Examples of lexical errors:

unexpected character
unterminated string
invalid number
invalid escape sequence

Returning TokenError is enough for simple systems. Larger systems usually store a diagnostic message as well.

type Token struct {
	Kind    TokenKind
	Text    string
	Start   int
	End     int
	Message string
}

Complexity

A correct tokenizer consumes each byte a constant number of times.

Time:  O(n)
Space: O(t)

where t is the number of emitted tokens.

If the tokenizer stores only the current token and streams tokens to a parser, extra space can be reduced to O(1) apart from the input.

Common Pitfalls

A token scanner must always make progress.
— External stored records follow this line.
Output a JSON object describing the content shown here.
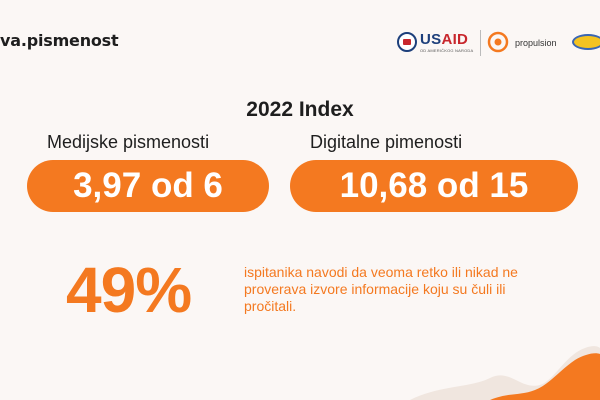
{
  "header": {
    "brand_text": "va.pismenost",
    "logos": {
      "usaid_text_a": "US",
      "usaid_text_b": "AID",
      "usaid_tagline": "OD AMERIČKOG NARODA",
      "propulsion_text": "propulsion"
    }
  },
  "main": {
    "title": "2022 Index",
    "metrics": [
      {
        "label": "Medijske pismenosti",
        "value": "3,97 od 6"
      },
      {
        "label": "Digitalne pimenosti",
        "value": "10,68 od 15"
      }
    ],
    "stat": {
      "percent": "49%",
      "text": "ispitanika navodi da veoma retko ili nikad ne proverava izvore informacije koju su čuli ili pročitali."
    }
  },
  "colors": {
    "accent": "#f47920",
    "background": "#fbf7f5",
    "text": "#1e1e1e",
    "usaid_blue": "#1d3f7b",
    "usaid_red": "#c8262c"
  }
}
If an error branch returns without advancing, the caller may loop forever.

The order of checks matters. For example, keywords should be recognized after identifier scanning, and multi-character operators should be checked before one-character operators.

Offsets should use a consistent convention. Half-open byte ranges [Start, End) work well.

Skipping whitespace may be wrong for indentation-sensitive languages. In such grammars, whitespace and newlines may need their own token kinds.

String slicing by byte offsets is correct for byte-oriented tokenizers, but diagnostics for user-facing columns may need Unicode-aware position mapping.

Takeaway

Tokenization turns raw text into structured tokens. A good tokenizer has explicit token kinds, byte offsets, a progress guarantee, and clear rules for identifiers, numbers, strings, operators, and errors. Once tokenization is correct, later parsing code can work with a cleaner and more stable input model.